Questions: Learning and Memory at the Synaptic Level
5 questions to test your understanding
Score: 0 / 5
Question 1 Multiple Choice
A drug that blocks protein synthesis is administered to a rat immediately after it learns a maze. What would you predict about its memory?
ABoth short-term and long-term memory would be abolished, since protein synthesis underlies all memory
BLong-term memory would be abolished, but short-term memory would be preserved
CShort-term memory would be abolished, but long-term memory would be preserved
DNeither form of memory would be affected, since protein synthesis is not required for memory storage
The two-phase model of memory consolidation reveals that early (short-term) memory relies on rapid phosphorylation of existing proteins and AMPA receptor insertion into synapses — no new proteins needed. Late (long-term) memory requires structural changes: spine growth, new receptor scaffold construction, and dendritic remodeling. These structural changes can only occur if new proteins are synthesized in the hours after learning. Blocking protein synthesis prevents the late phase while leaving the early phase intact — a classic dissociation that proved the two stages are mechanistically distinct.
Question 2 Multiple Choice
During fear conditioning, a presynaptic neuron in the amygdala fires repeatedly while its postsynaptic target is simultaneously active. Which sequence of molecular events is most likely to follow over the next several hours?
AThe synapse weakens through long-term depression as the neuron becomes fatigued from repeated activation
BCalcium influx through NMDA receptors activates CaMKII, which inserts AMPA receptors; CREB then drives gene expression leading to spine growth
CNMDA receptors are permanently blocked to prevent overstimulation of the postsynaptic neuron
DThe neuron migrates toward neighboring circuits to distribute the memory trace across a wider area
Hebbian coincidence detection works through NMDA receptors: they open only when the presynaptic cell releases glutamate AND the postsynaptic membrane is already depolarized. This coincidence allows calcium to enter, activating CaMKII, which rapidly phosphorylates and inserts AMPA receptors (early, fast phase). Over hours, calcium signaling activates CREB, which switches on immediate early genes (Arc, c-fos) whose protein products cause spines to grow larger and new spines to sprout — the structural basis of stable long-term memory.
Question 3 True / False
Memory consolidation is fast — the molecular changes required for a stable long-term memory are complete within seconds to minutes of a learning event.
TTrue
FFalse
Answer: False
Consolidation is slow and extends over hours. Short-term memory is fast (seconds to minutes: phosphorylation, AMPA receptor insertion). But long-term memory requires new protein synthesis for structural changes — spine growth, receptor scaffold assembly, new synaptic connections. Protein synthesis itself takes time, and the window of vulnerability (during which protein synthesis inhibitors can block long-term memory) extends for hours after the learning event. This extended consolidation window is why a concussion shortly after a traumatic event can cause retrograde amnesia for just that event.
Question 4 True / False
CREB activation following repeated synaptic activity is crucial for long-term memory because it initiates gene transcription that produces the proteins needed for structural synaptic remodeling.
TTrue
FFalse
Answer: True
CREB (cAMP response element-binding protein) is a transcription factor that acts as a molecular switch between early and late LTP. When phosphorylated by PKA or CaMKIV, it binds to CRE promoter elements and activates immediate early genes like Arc and c-fos. These gene products in turn drive the physical remodeling of synapses — spine enlargement, new spine growth, changes in postsynaptic density — that transforms a transient synaptic strengthening into a stable memory trace lasting days to years.
Question 5 Short Answer
Why does blocking protein synthesis prevent long-term but not short-term memory, and what does this reveal about the architecture of memory consolidation?

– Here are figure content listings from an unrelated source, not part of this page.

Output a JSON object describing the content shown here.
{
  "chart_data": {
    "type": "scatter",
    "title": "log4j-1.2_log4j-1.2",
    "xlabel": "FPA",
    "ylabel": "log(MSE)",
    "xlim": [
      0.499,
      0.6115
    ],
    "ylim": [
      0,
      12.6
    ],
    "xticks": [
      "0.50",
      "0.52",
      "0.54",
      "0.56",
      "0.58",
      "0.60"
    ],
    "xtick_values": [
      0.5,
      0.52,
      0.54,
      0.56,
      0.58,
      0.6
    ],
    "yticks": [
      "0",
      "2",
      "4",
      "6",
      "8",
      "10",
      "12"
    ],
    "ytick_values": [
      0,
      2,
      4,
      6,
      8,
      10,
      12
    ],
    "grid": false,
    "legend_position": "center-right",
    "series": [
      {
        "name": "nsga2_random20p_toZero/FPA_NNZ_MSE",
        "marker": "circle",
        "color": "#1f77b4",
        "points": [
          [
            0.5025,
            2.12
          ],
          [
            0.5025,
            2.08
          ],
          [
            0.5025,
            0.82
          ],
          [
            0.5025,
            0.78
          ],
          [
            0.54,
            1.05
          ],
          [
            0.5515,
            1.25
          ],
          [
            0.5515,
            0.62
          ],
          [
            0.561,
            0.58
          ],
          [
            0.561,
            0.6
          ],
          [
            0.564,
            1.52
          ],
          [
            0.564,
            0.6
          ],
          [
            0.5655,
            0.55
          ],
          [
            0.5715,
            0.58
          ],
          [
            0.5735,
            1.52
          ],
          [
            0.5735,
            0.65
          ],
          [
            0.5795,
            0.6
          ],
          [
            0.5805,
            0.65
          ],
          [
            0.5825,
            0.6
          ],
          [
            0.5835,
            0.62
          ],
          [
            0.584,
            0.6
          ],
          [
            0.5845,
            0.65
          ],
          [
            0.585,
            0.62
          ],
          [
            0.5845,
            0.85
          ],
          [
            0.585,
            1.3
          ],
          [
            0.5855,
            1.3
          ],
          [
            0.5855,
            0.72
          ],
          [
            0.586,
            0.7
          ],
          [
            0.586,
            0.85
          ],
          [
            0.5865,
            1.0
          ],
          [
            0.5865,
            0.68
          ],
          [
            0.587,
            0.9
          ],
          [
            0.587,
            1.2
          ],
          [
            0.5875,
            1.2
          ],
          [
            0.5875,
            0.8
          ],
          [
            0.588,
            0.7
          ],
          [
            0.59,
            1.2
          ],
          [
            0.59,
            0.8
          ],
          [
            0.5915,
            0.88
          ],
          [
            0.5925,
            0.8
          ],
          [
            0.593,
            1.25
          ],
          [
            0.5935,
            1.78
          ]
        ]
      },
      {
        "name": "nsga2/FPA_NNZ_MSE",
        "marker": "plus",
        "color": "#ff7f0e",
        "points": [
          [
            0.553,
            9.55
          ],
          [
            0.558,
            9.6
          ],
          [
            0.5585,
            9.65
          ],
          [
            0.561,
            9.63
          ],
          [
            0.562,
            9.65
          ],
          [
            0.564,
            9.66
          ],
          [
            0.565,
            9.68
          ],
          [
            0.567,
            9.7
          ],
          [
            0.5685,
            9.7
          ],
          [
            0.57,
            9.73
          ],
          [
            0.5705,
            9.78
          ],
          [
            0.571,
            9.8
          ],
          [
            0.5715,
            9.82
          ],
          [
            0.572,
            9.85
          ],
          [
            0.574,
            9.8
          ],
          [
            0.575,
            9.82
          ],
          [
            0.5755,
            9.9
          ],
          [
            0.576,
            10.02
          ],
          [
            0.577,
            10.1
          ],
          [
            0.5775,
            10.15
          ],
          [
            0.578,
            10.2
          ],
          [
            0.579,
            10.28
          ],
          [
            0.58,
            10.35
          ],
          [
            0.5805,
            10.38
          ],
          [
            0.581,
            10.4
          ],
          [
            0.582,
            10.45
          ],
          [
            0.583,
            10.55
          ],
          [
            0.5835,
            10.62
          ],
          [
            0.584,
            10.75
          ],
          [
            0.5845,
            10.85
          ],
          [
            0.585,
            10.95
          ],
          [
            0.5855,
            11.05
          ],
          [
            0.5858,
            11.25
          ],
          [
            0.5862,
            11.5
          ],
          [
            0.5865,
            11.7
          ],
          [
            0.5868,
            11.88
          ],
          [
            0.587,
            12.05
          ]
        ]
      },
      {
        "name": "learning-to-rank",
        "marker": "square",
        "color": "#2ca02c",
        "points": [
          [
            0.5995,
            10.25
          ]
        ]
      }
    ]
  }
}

Think about your answer, then reveal below.
Model answer: Short-term memory is encoded by rapid post-translational modification of existing proteins (CaMKII phosphorylation, AMPA receptor insertion into the synapse) and does not require new protein synthesis. Long-term memory requires structural remodeling — growing dendritic spines, building new receptor scaffolds, altering the postsynaptic density — which depends on proteins that must be freshly manufactured. Blocking protein synthesis leaves the fast early phase intact but prevents the late structural phase from occurring. This reveals that memory consolidation has two mechanistically distinct stages: a fast, fragile early phase and a slow, protein-synthesis-dependent late phase that produces the stable physical changes underlying durable memory.